Article de Mme Anne Chemin, lu le 2 septembre 2008 sur le site du Monde (cliquer ici pour accéder au site du Monde)
http://www.lemonde.fr/societe/article/2008/09/02/la-colere-associative-monte-contre-edvige-le-fichier-policier-de-donnees-personnelles_1090552_3224.html#xtor=EPR-32280154&ens_id=1090646
Il porte un joli nom, mais il fédère la colère d'une myriade d'associations et de citoyens : le fichier Edvige - Exploitation documentaire et valorisation de l'information générale - est visé par plusieurs recours en Conseil d'Etat et dénoncé par une pétition qui réunit, à ce jour, 700 organisations et plus de 90 000 signatures. "Non à Edvige !", proclame ce texte, qui estime que ce fichier instaure un "niveau de surveillance des citoyens totalement disproportionné et incompatible avec une conception digne de ce nom de l'Etat de droit".
Le front du refus regroupe des mouvements de défense des libertés publiques comme la Ligue des droits de l'homme, des syndicats comme la CFDT, mais aussi des associations aussi différentes qu'Aides, la Fédération des conseils de parents d'élèves (FCPE) ou l'Union nationale des associations familiales (UNAF). "Ce fichage met en cause toutes les personnes qui sont investies pour défendre des idées, des droits, des personnes", affirme l'Association des paralysés de France. "Comment continuer à défendre des locataires menacés d'expulsion en s'opposant à la force publique, à manifester pour le droit au logement, alors que planera sur les militants la menace d'un fichage systématique ?", demande la Confédération nationale du logement.
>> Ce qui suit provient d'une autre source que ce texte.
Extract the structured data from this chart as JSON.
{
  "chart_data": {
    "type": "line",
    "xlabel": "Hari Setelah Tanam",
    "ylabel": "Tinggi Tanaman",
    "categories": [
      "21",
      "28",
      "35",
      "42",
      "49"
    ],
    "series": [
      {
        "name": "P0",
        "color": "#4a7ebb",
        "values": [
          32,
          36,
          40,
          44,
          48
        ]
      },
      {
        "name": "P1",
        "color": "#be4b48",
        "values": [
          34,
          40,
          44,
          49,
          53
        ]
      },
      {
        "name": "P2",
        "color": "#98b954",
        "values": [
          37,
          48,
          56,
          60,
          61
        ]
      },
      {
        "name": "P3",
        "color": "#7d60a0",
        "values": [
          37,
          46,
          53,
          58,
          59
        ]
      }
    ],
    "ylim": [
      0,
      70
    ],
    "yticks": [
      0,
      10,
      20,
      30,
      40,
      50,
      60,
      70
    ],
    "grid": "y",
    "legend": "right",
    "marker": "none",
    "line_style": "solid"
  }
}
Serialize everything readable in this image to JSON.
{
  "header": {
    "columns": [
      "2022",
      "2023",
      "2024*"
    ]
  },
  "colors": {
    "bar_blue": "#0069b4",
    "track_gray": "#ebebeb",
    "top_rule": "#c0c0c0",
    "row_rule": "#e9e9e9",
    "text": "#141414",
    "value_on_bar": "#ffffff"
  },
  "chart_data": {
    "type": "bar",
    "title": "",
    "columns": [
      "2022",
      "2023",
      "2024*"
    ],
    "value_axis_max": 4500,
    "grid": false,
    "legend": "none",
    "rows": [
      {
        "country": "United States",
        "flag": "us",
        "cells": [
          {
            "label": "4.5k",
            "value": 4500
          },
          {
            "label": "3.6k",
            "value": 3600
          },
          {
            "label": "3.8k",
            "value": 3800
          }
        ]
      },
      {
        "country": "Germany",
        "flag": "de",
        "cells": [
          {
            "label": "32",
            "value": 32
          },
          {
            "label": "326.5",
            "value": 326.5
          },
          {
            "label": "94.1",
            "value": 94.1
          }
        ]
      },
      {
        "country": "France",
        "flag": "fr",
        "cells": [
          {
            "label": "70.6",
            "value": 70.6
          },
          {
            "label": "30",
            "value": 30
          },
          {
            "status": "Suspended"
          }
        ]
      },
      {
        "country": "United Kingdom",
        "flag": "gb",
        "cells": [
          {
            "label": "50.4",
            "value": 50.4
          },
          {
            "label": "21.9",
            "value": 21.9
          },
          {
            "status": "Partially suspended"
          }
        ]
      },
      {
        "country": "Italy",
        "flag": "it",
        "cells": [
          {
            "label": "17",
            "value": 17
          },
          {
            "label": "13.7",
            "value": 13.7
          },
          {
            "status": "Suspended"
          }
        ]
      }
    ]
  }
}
Créé par un décret du 27 juin, Edvige est né du démantèlement, au début de l'été, des Renseignements généraux. Constitué de données informatiques et d'archives papier, ce fichier géré par la direction centrale de la sécurité publique ratisse large : il concerne à la fois les personnes "ayant sollicité, exercé ou exerçant un mandat politique, syndical ou économique ou qui jouent un rôle institutionnel, économique, social ou religieux significatif" et les individus ou les organisations "susceptibles de porter atteinte à l'ordre public".
FICHÉS DÈS 13 ANS
Le spectre est si large qu'il indigne les associations. "Edvige représente une atteinte sans précédent aux libertés individuelles, s'insurge le vice-président du Syndicat des avocats de France, Jean-Louis Borie. Demain, le président d'un club de pétanque pourra être fiché sous prétexte qu'il joue un rôle social dans sa ville ! Je vois mal l'intérêt de telles données pour le gouvernement." Les mineurs pourront en outre être fichés dès 13 ans. "C'est extrêmement choquant, estime Jean-Claude Vitran, de la Ligue des droits de l'homme. Il suffira qu'ils aient fréquenté un copain dans une bande pour figurer sur Edvige, même s'ils n'ont pas commis d'infraction, même s'ils n'ont pas été condamnés par la justice."
Le nouveau fichier, qui pourra être consulté par les fonctionnaires chargés du renseignement et les policiers ou gendarmes qui auront obtenu le feu vert de leur hiérarchie, contiendra des données sur les origines raciales ou ethniques, les opinions politiques, philosophiques ou religieuses, l'appartenance syndicale, la santé ou la vie sexuelle. "Je ne vois pas en quoi l'homosexualité ou la séropositivité constituent un danger pour l'ordre public, proteste le président d'Aides, Bruno Spire. Ce fichier menace le secret médical, alors que nous rencontrons tous les jours des personnes qui ont perdu leur travail ou leur assurance en raison de leur séropositivité."
Dans une délibération du 16 juin, la Commission nationale de l'informatique et des libertés (CNIL) a émis de sérieuses réserves au sujet d'Edvige : elle demandait que les mineurs ne puissent pas être fichés avant 16 ans et que le recueil des données sensibles - origines ethniques, santé, vie sexuelle - soit strictement encadré. Certaines de ses critiques ont été entendues - les données sur l'orientation sexuelle et la santé seront enregistrées "de manière exceptionnelle" - mais l'essentiel du projet a été maintenu. Le gouvernement a ainsi refusé de prévoir une durée maximum de conservation des données, sauf pour les enquêtes administratives concernant l'accès à certains emplois. "Le droit à l'oubli" doit pourtant être assuré pour tous, estime la CNIL.